Statistical Guarantees for Reasoning Probes on Looped Boolean Circuits
Anastasis Kratsios, Giulia Livieri, A. Martina Neuman
TL;DR
The paper addresses the problem of statistically evaluating reasoning probes that interrogate looped Boolean circuits with partial observability. It introduces a GCN-based probing framework where probe outputs live in the interior of the $m$-simplex and uncertainty is modeled via the Aitchison geometry, coupled with a hitting-probability metric on a strongly connected digraph derived from looped execution. The main result proves a transductive generalization bound: with $N$ observed nodes, the worst-case generalization error decays at the optimal rate $\mathcal{O}\big(\sqrt{\log(2/\delta)}/\sqrt{N}\big)$ with probability at least $1-\delta$, and this rate is independent of the graph size thanks to a one-dimensional snowflake embedding of the induced graph metric. The work also provides Lipschitz estimates for GCNs on digraphs and develops a metric-embedding-based proof strategy, offering a principled link between circuit structure and statistical efficiency under partial access.
Abstract
We study the statistical behaviour of reasoning probes in a stylized model of looped reasoning, given by Boolean circuits whose computational graph is a perfect $ν$-ary tree ($ν\ge 2$) and whose output is appended to the input and fed back iteratively for subsequent computation rounds. A reasoning probe has access to a sampled subset of internal computation nodes, possibly without covering the entire graph, and seeks to infer which $ν$-ary Boolean gate is executed at each queried node, representing uncertainty via a probability distribution over a fixed collection of $\mathtt{m}$ admissible $ν$-ary gates. This partial observability induces a generalization problem, which we analyze in a realizable, transductive setting. We show that, when the reasoning probe is parameterized by a graph convolutional network (GCN)-based hypothesis class and queries $N$ nodes, the worst-case generalization error attains the optimal rate $\mathcal{O}(\sqrt{\log(2/δ)}/\sqrt{N})$ with probability at least $1-δ$, for $δ\in (0,1)$. Our analysis combines snowflake metric embedding techniques with tools from statistical optimal transport.
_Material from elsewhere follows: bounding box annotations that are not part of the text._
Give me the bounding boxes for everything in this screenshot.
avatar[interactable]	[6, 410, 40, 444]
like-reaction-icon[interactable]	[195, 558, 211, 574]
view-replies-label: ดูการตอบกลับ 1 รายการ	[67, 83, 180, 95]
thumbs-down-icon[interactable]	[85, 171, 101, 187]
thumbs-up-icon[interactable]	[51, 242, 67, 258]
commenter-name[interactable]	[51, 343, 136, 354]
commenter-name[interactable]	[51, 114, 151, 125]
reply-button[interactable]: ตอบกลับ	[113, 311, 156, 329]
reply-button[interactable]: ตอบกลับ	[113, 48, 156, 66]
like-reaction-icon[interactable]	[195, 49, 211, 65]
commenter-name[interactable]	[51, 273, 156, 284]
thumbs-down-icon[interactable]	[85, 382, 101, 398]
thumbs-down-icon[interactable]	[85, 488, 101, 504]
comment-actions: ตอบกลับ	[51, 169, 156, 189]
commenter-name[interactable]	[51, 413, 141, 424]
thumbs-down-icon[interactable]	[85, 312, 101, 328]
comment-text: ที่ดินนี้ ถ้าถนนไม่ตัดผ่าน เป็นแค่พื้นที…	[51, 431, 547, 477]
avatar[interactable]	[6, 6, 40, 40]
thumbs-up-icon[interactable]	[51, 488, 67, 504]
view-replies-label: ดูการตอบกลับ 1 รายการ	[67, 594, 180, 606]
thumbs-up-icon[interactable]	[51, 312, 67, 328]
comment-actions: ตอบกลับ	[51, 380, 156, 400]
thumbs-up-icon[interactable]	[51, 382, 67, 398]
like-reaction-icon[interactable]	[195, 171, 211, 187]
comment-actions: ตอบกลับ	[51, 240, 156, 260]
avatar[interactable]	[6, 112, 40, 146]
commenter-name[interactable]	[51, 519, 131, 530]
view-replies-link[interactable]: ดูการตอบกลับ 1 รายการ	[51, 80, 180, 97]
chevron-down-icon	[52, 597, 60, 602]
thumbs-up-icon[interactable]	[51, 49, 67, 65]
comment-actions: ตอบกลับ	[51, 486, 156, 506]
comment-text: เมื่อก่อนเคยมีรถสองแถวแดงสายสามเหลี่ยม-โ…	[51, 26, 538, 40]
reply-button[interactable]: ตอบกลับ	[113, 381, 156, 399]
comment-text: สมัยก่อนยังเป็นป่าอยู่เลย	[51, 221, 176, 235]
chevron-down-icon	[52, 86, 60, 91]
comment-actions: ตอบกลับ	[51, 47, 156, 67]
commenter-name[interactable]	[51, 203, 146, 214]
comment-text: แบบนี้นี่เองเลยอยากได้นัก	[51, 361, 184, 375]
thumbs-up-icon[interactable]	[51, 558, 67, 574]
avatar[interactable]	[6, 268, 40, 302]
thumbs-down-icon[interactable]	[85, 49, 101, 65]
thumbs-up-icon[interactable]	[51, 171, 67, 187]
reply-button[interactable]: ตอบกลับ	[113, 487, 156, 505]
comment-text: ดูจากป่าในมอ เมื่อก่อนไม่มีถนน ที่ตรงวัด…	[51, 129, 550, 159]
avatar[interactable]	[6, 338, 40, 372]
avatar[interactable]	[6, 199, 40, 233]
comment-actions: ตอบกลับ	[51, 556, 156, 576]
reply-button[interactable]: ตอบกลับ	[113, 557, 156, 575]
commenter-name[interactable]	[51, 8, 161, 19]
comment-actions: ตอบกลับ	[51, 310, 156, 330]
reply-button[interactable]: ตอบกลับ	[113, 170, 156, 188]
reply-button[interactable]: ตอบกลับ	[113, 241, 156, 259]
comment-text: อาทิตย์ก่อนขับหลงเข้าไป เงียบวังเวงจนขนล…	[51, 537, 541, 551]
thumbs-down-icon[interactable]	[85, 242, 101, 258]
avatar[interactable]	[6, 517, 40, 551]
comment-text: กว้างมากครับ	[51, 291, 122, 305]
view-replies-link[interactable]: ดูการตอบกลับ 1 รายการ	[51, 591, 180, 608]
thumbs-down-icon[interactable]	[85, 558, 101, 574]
A key insight is that this optimal rate is achievable independently of graph size, owing to the existence of a low-distortion one-dimensional snowflake embedding of the induced graph metric. As a consequence, our results provide a sharp characterization of how structural properties of the computational graph govern the statistical efficiency of reasoning under partial access.